И еще одно методологическое замечание. Пару лет назад в телепередаче, посвященной Юлию Киму, актер Валерий Золотухин вспоминал работу над музыкальным фильмом "Бумбараш". После премьеры, в начале 70-х, Золотухина нашел композитор Матвей Блантер и укоризненно произнес: "Такие стихи, молодой человек, нужно петь лучше!"

Поначалу я обиделся за Золотухина, мне казалось, тот исполнил свои вокальные партии на уровне. Но, целенаправленно переслушав компакт-диск, убедился в правоте Блантера. Действительно, интонационные возможности стихов Кима куда больше того, что удалось исполнителю. Не то чтобы у Золотухина слабые дыхание и голос, нет. Ему не хватило психофизики в целом, не хватило личного масштаба. Поэтому замечаешь интонационные дыры, недобор, мелочь там, где поэт разметил великую и страшную эпоху.

Как ни странно звучит, письменная речь - весьма приблизительная материя. Она задает набор возможностей: от сих до сих. В диапазоне между одинаково недоказуемыми версиями "Цицерон даже не понял, что происходит" и "Цицерон сам принял смерть" выбирает не светлый разум художника, будь то актер, режиссер или драматург, а его тело. Моторика и темперамент. Художник как бы входит в ту визуальную комнату, где предстоит умереть Цицерону, или в ту акустическую комнату, где предстоит прозвучать Бумбарашу, и воплощает необходимый телу художника образ.

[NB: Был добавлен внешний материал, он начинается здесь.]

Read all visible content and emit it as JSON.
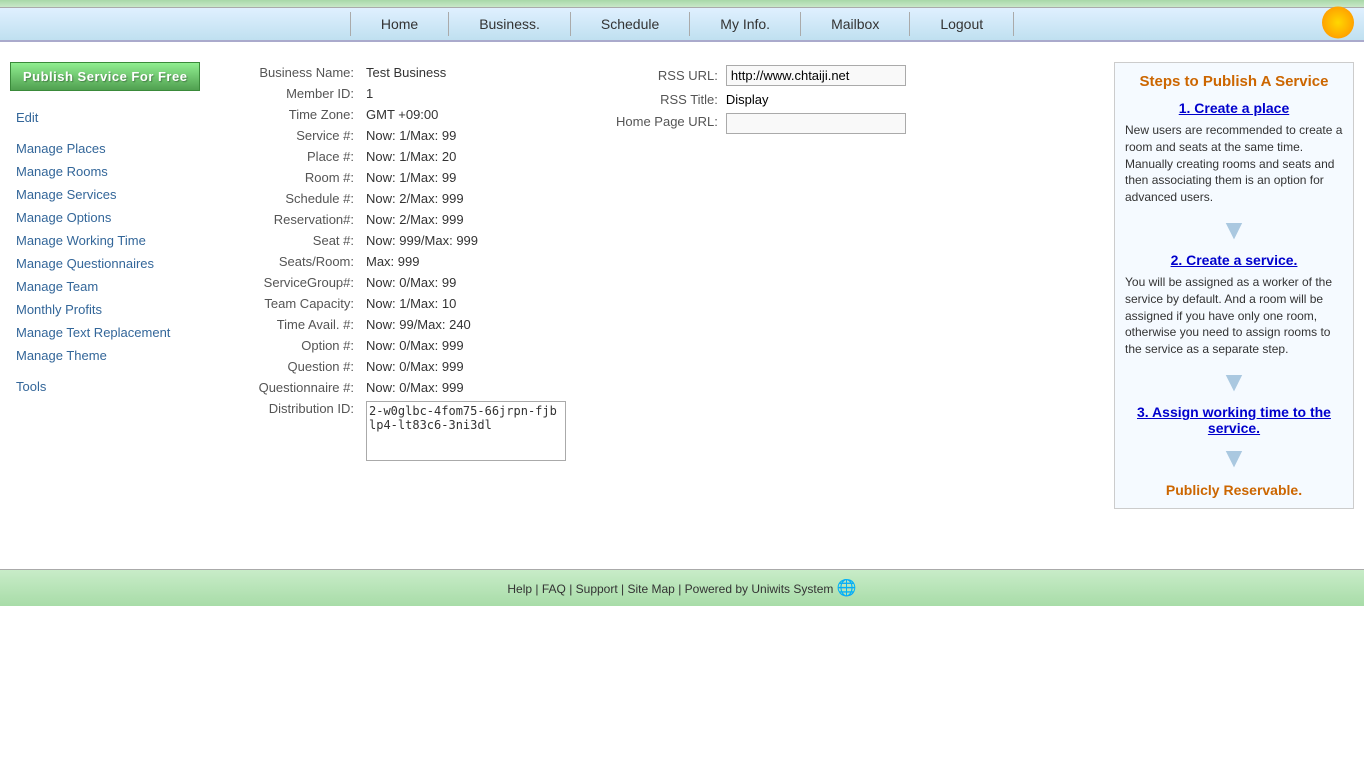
{
  "topbar": {
    "gradient": true
  },
  "nav": {
    "items": [
      {
        "label": "Home",
        "id": "home"
      },
      {
        "label": "Business.",
        "id": "business"
      },
      {
        "label": "Schedule",
        "id": "schedule"
      },
      {
        "label": "My Info.",
        "id": "myinfo"
      },
      {
        "label": "Mailbox",
        "id": "mailbox"
      },
      {
        "label": "Logout",
        "id": "logout"
      }
    ]
  },
  "sidebar": {
    "publish_btn": "Publish Service For Free",
    "edit_label": "Edit",
    "links": [
      {
        "label": "Manage Places",
        "id": "manage-places"
      },
      {
        "label": "Manage Rooms",
        "id": "manage-rooms"
      },
      {
        "label": "Manage Services",
        "id": "manage-services"
      },
      {
        "label": "Manage Options",
        "id": "manage-options"
      },
      {
        "label": "Manage Working Time",
        "id": "manage-working-time"
      },
      {
        "label": "Manage Questionnaires",
        "id": "manage-questionnaires"
      },
      {
        "label": "Manage Team",
        "id": "manage-team"
      },
      {
        "label": "Monthly Profits",
        "id": "monthly-profits"
      },
      {
        "label": "Manage Text Replacement",
        "id": "manage-text-replacement"
      },
      {
        "label": "Manage Theme",
        "id": "manage-theme"
      }
    ],
    "tools_label": "Tools"
  },
  "business_info": {
    "fields": [
      {
        "label": "Business Name:",
        "value": "Test Business"
      },
      {
        "label": "Member ID:",
        "value": "1"
      },
      {
        "label": "Time Zone:",
        "value": "GMT +09:00"
      },
      {
        "label": "Service #:",
        "value": "Now: 1/Max: 99"
      },
      {
        "label": "Place #:",
        "value": "Now: 1/Max: 20"
      },
      {
        "label": "Room #:",
        "value": "Now: 1/Max: 99"
      },
      {
        "label": "Schedule #:",
        "value": "Now: 2/Max: 999"
      },
      {
        "label": "Reservation#:",
        "value": "Now: 2/Max: 999"
      },
      {
        "label": "Seat #:",
        "value": "Now: 999/Max: 999"
      },
      {
        "label": "Seats/Room:",
        "value": "Max: 999"
      },
      {
        "label": "ServiceGroup#:",
        "value": "Now: 0/Max: 99"
      },
      {
        "label": "Team Capacity:",
        "value": "Now: 1/Max: 10"
      },
      {
        "label": "Time Avail. #:",
        "value": "Now: 99/Max: 240"
      },
      {
        "label": "Option #:",
        "value": "Now: 0/Max: 999"
      },
      {
        "label": "Question #:",
        "value": "Now: 0/Max: 999"
      },
      {
        "label": "Questionnaire #:",
        "value": "Now: 0/Max: 999"
      },
      {
        "label": "Distribution ID:",
        "value": "2-w0glbc-4fom75-66jrpn-fjblp4-lt83c6-3ni3dl"
      }
    ]
  },
  "rss": {
    "url_label": "RSS URL:",
    "url_value": "http://www.chtaiji.net",
    "title_label": "RSS Title:",
    "title_value": "Display",
    "home_page_label": "Home Page URL:",
    "home_page_value": ""
  },
  "steps": {
    "title": "Steps to Publish A Service",
    "step1_label": "1. Create a place",
    "step1_desc": "New users are recommended to create a room and seats at the same time. Manually creating rooms and seats and then associating them is an option for advanced users.",
    "step2_label": "2. Create a service.",
    "step2_desc": "You will be assigned as a worker of the service by default. And a room will be assigned if you have only one room, otherwise you need to assign rooms to the service as a separate step.",
    "step3_label": "3. Assign working time to the service.",
    "publicly_label": "Publicly Reservable."
  },
  "footer": {
    "help": "Help",
    "faq": "FAQ",
    "support": "Support",
    "sitemap": "Site Map",
    "powered_by": "| Powered by",
    "company": "Uniwits System"
  }
}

Принимая во внимание густой исторический туман и потрафляя природному оптимизму сограждан-американцев, голливудский постановщик решил бы последнюю сцену Цицерона так. Да, Марк Туллий вот-вот погибнет, однако он известен как умница и балагур. В результате смерть превращается в апофеоз красноречия! Цицерон до последнего оттягивает кончину, острым словцом уничтожает тупого киллера Геррения, воспевая человеческое достоинство, воодушевляя рабов призывами к свободе, если не на земле, то на небесах.

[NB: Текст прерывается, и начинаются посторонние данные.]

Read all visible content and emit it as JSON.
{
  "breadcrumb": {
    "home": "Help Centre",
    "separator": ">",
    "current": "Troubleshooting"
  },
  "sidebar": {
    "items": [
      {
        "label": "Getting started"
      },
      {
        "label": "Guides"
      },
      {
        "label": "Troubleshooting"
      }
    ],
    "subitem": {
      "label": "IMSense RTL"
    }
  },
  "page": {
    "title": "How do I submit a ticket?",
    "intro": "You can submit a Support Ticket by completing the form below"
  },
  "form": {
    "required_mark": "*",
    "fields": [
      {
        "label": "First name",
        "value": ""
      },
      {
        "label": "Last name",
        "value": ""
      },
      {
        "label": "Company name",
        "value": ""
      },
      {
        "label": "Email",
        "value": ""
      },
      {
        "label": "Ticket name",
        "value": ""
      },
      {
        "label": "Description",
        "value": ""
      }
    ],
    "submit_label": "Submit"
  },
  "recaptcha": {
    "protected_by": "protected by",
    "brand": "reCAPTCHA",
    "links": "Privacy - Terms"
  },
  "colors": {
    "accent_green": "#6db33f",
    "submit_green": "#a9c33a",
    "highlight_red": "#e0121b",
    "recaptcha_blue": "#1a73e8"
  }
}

Что бы сказали, что бы сделали наши депрессивные буквоеды? Они заявили бы, что, как и в случае с "Троей", американы бессовестно извратили правду истории. В унылом и бессмысленном расейском сериале "Смерть Цицерона", который я с ужасом предчувствую, два народных артиста перемежали бы глубокомысленными трехминутными взглядами искрометные реплики вроде: "Подлец!" - "Врешь, сам негодяй!" Или: "Умеешь ли ты ненавидеть так, как ненавижу я?" - "О да, наука ненависти - моя специализация. В урюпинском детском доме ее преподавали пламенные большевики!"

В каком состоянии отечественная история минувшего столетия? История СССР маркирована в качестве преступной. Хуже того, она осмыслена как безусловное поражение, а значит, с неизбежностью продуцирует пораженческие сюжеты. Год назад с изрядным опозданием посмотрел картину Павла Чухрая "Вор", где главный герой, симпатичный послевоенный паренек, избегает женщин, страдает энурезом, опознает Отца в первом встречном ворюге.

"Водитель для Веры" - усугубление депрессивных тенденций. 1962 год: страна представляется Чухраю совокупностью неудачников. Сначала бравый Генерал потерял любимую жену. Теперь под него копают гэбисты. Дочка-хромоножка Вера забеременела неизвестно от кого: позор! Водитель для Веры, солдат-срочник, недавний детдомовец, предает блондинку горничную, с которой сладострастно трахается, чтобы из карьерных соображений жениться на убогой генеральской дочке. Даже ординарец, сотрудник органов, приставленный к Генералу, чтобы Генерала же погубить, оказывается слишком чувствительным для того, чтобы воспользоваться плодами собственного коварства. Короче, всем плохо, все уроды!

Что это означает в социально-психологическом смысле? Справедливо оценивая свой индивидуальный потенциал как неудовлетворительный, представители творческой элиты объединяются в коллективные тела, которые Бурдье остроумно именовал "обществами взаимного восхищения". Наши общества безоговорочно опознали в качестве авторитетной новейшую версию отечественной истории, согласно которой абстрактная "страна" потерпела жестокое "поражение".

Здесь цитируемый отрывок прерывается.